Deep Learning allows the extraction of complex features directly from raw input data, eliminating the need for hand-crafted features from the classical Machine Learning pipeline. This new paradigm brought a boost in the performance across several domains, including computer vision, natural language processing and audio processing. However, there are still challenges when dealing with unorganized structures. This thesis addresses this challenge using Graph Convolutional Neural Networks, a new set of techniques capable of managing graph structures that can be used for processing 3D data.  

The first part of the thesis focuses on the Graph Analysis task, in which we study the capabilities of Graph Convolutional Neural Networks to capture the intrinsic geometric information of 3D data. We propose the Attention Graph Convolution layer that learns to infer the kernel used during the convolution, taking into account the particularities of each neighbourhood of the graph. We explore two variants of the Attention Graph Convolution layer, one that explores a residual approach and another one that allows the convolution to combine different neighbourhood domains. Furthermore, we propose a set of 3D pooling layers that mimics the behaviour of the pooling layers found in common 2D Convolutional Neural Networks architectures.
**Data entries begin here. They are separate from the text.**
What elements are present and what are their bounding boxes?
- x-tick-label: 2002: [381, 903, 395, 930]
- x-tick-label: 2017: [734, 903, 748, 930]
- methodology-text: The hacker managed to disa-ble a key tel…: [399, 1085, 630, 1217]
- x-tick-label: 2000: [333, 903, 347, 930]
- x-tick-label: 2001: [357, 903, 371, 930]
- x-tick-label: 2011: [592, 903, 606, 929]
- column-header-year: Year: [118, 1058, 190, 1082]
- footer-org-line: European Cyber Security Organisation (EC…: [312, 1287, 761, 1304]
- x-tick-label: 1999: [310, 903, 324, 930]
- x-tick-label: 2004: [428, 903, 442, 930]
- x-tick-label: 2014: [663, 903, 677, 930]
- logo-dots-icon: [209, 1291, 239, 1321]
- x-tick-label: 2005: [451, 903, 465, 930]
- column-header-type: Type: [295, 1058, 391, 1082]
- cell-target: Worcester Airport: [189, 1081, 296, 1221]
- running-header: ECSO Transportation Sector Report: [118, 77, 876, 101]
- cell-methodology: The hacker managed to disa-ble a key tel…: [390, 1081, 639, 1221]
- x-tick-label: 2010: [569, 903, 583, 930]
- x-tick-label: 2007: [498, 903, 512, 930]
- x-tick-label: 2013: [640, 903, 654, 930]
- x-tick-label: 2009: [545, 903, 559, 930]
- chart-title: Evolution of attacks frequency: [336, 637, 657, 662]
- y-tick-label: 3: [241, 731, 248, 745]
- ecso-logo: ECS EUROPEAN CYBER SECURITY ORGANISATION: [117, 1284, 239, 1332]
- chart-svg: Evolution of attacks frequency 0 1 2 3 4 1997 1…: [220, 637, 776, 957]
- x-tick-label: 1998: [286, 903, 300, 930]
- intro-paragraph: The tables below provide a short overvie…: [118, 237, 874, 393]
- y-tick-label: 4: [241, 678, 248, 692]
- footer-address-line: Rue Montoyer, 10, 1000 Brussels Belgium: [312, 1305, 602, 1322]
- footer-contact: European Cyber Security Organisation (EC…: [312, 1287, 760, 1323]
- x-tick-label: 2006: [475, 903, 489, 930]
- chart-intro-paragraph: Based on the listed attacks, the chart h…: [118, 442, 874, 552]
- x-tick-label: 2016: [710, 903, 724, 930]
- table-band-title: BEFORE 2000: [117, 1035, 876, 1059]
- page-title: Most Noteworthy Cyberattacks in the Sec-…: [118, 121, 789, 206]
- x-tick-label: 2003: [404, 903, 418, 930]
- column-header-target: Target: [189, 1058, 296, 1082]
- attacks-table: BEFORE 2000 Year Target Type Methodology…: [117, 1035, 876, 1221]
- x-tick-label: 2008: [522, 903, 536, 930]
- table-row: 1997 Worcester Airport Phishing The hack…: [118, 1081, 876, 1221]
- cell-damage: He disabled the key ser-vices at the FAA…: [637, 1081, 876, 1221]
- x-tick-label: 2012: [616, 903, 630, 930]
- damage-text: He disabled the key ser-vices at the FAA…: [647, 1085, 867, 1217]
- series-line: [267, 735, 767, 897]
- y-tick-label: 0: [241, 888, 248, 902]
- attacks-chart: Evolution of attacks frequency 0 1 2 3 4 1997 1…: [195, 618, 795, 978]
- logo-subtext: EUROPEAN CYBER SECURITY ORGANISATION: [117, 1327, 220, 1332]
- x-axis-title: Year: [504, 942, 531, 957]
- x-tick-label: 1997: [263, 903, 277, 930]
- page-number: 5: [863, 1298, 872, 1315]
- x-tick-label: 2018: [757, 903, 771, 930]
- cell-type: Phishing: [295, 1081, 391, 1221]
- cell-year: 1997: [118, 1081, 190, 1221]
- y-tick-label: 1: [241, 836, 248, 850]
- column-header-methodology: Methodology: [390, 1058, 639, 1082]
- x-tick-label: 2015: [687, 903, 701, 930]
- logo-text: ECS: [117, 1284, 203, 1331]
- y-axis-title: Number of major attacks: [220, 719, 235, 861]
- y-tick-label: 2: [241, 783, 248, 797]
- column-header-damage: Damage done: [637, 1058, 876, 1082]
Finally, we present a 2D-3D Fusion block capable of merging the 3D geometric information that we get from a Graph Convolutional Neural Network with the texture information obtained by a 2D Convolutional Neural Network. We evaluate the presented contributions on the RGB-D Scene Classification task. 

The second part of this thesis focuses on the Node Analysis task, which consists of extracting features on a node level, taking into account the neighbourhood structure. We present the Multi-Aggregator Graph Convolution layer that uses a multiple aggregator approach to better generalize for unseen topologies and learn better local representations. In addition, it reduces the memory footprint with respect to the Attention Graph Convolution layer. Finally, we analyze the capabilities of our proposed Graph Convolution layers to deal with heterogeneous graphs where the nodes of the graph may belong to different modalities. We evaluate the presented contributions with the Computer Graphics process of skinning a character mesh. Specifically, we propose a Two-Stream Graph Neural Network capable of predicting the skinning weights of a 3D character.